The Bento Book: Beauty and Simplicity in Digital Organization
Author: Jesse Feiler
Bento is a database for people who need more than a spreadsheet, but less than a full-fledged complex database. It was designed with Mac users in mind, and integrates Mail, iCal and Address Book. This book deals with Bento version 1 and 2, so don’t worry if you use the former – everything is well explained.
About the author
Jesse Feiler is Software Director of Philmont Software Mill. He knows Macs and databases inside out. He’s the author of Special Edition Using FileMaker 9, Real World Apple Guide and many other books.
Inside the book
I have been using Bento for quite some time now, and I must say that I was curious about this book. I was wondering: “What can this book reveal?” I may not be an extremely heavy user, but I did and I do find that Bento is a rather simple program to use. Most of the things in it are so intuitive, that I never felt the need for something more than the occasional glance at the Help file.
Nobody can deny that this book is comprehensive. It deals with Bento basics (terminology, usage, customization, template creating), then teaches you how to organize your data (importing various file formats and from various applications). Using one of the built-in libraries, it shows you how to create and format different types of fields, including calculations. Through another you learn about relationships and collections.
There are a few chapters that explain how to integrate the previously mentioned Mac applications into Bento, but chapter 13 was by far the most interesting one for me – Organizing a Group Project.
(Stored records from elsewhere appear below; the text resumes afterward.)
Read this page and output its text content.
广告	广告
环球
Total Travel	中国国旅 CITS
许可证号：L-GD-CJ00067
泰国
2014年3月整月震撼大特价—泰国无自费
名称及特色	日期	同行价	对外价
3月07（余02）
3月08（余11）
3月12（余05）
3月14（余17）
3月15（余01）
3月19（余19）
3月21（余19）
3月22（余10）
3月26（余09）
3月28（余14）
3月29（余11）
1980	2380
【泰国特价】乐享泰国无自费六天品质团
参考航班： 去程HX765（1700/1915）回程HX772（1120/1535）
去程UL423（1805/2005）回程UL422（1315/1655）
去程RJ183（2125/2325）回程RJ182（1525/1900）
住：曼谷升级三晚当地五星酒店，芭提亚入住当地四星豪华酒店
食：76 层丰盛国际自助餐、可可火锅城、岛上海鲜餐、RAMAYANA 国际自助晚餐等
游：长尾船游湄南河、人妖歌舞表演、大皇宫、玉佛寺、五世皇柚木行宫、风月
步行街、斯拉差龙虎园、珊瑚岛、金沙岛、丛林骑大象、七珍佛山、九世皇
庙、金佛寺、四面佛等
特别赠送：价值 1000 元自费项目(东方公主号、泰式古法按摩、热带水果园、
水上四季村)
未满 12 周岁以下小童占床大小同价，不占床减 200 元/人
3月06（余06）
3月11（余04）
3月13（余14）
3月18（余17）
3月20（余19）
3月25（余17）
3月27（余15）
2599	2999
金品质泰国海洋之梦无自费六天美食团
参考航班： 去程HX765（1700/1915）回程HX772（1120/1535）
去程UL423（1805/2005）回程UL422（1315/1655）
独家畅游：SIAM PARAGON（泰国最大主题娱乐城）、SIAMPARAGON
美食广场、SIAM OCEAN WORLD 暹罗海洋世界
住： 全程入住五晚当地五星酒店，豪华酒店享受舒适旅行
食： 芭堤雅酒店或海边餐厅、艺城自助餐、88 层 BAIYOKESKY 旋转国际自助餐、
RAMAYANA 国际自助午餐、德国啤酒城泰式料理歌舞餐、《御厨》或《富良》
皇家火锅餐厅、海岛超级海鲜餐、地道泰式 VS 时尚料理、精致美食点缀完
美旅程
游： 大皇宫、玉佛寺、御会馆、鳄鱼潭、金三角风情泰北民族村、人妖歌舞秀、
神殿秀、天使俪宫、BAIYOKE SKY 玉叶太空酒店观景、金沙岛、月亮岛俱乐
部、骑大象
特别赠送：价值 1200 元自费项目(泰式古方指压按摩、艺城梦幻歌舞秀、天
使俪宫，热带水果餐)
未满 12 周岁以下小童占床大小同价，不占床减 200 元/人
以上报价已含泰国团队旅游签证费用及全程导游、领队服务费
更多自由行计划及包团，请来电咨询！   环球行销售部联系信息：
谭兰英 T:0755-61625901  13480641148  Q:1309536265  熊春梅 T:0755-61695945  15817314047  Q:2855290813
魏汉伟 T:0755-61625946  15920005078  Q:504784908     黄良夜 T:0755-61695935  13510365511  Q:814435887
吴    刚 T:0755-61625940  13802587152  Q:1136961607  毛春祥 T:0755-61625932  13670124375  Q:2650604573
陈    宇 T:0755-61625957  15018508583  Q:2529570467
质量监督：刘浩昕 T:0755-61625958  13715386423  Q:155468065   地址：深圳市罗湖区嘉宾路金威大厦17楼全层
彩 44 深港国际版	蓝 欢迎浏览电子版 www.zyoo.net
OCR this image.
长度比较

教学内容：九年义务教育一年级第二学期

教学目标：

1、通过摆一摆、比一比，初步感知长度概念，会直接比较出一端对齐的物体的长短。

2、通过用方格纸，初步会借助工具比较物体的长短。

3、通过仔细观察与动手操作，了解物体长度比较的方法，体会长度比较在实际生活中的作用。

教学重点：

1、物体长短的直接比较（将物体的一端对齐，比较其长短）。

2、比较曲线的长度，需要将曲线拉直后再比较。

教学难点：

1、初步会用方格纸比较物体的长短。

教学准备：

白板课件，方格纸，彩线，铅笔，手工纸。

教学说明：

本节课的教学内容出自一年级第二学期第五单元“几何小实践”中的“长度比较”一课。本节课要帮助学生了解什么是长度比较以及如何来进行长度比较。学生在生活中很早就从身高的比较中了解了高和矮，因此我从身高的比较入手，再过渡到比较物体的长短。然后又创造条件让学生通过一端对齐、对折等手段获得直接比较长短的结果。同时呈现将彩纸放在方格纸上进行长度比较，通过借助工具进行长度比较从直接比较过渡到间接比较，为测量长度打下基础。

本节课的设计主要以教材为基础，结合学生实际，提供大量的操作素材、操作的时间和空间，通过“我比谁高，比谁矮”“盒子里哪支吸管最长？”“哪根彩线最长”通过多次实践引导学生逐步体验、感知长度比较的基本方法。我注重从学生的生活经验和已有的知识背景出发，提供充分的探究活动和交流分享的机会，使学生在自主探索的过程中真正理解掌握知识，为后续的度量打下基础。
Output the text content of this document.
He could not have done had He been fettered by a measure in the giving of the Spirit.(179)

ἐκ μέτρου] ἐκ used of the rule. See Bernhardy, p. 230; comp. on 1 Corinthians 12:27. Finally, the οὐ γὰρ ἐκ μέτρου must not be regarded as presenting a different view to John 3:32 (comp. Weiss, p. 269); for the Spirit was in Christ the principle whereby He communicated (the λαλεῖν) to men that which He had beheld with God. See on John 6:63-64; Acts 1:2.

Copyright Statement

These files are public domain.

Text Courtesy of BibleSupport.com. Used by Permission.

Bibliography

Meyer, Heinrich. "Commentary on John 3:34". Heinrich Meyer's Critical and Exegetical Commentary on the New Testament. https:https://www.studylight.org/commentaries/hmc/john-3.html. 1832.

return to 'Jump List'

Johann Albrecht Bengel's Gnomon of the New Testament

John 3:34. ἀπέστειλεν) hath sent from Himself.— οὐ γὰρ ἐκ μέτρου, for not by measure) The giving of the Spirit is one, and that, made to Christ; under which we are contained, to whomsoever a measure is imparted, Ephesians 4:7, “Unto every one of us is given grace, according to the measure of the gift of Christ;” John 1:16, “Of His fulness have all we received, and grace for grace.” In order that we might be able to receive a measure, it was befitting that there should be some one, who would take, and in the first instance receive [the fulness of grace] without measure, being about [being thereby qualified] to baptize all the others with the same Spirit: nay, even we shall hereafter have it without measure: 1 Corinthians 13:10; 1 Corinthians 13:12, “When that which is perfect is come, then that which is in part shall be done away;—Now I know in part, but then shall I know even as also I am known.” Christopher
Because Bento is a single user database, you might think it cannot replace a networked database for multiple users when it comes to project management. This chapter shows you how it can be done (and explains a few crucial points of database theory in the process).
Another eye-opening chapter is the last, named Bento Quickies. It points out some interesting ideas for everyday (work and non related) use, ideas that maybe you haven’t thought about – such as: a software inventory, a clipping database, a recipes book, etc.
All this being said, the negative point of this book is that the author doesn’t succeed in rendering the subject interesting. I don’t doubt his knowledge, but his style is dry and the book reads like a product declaration. There are probably people out there who prefer this kind of writing, but I doubt they are in the majority.
I like using Bento, and I’m glad that I started using it before I read this book. I did find some helpful advice in it, but after all is said and done, I would recommend this book only to people like myself: not experts, but definitely advanced users.
For first-time users I would recommend first some solo tinkering with Bento, then reading chapters 4 and 15 (building a library from your own data and importing and exporting data and libraries), maybe a glance at the basics to see what you missed, and finally, when you start to hunger for more complex things – search the book for things you need.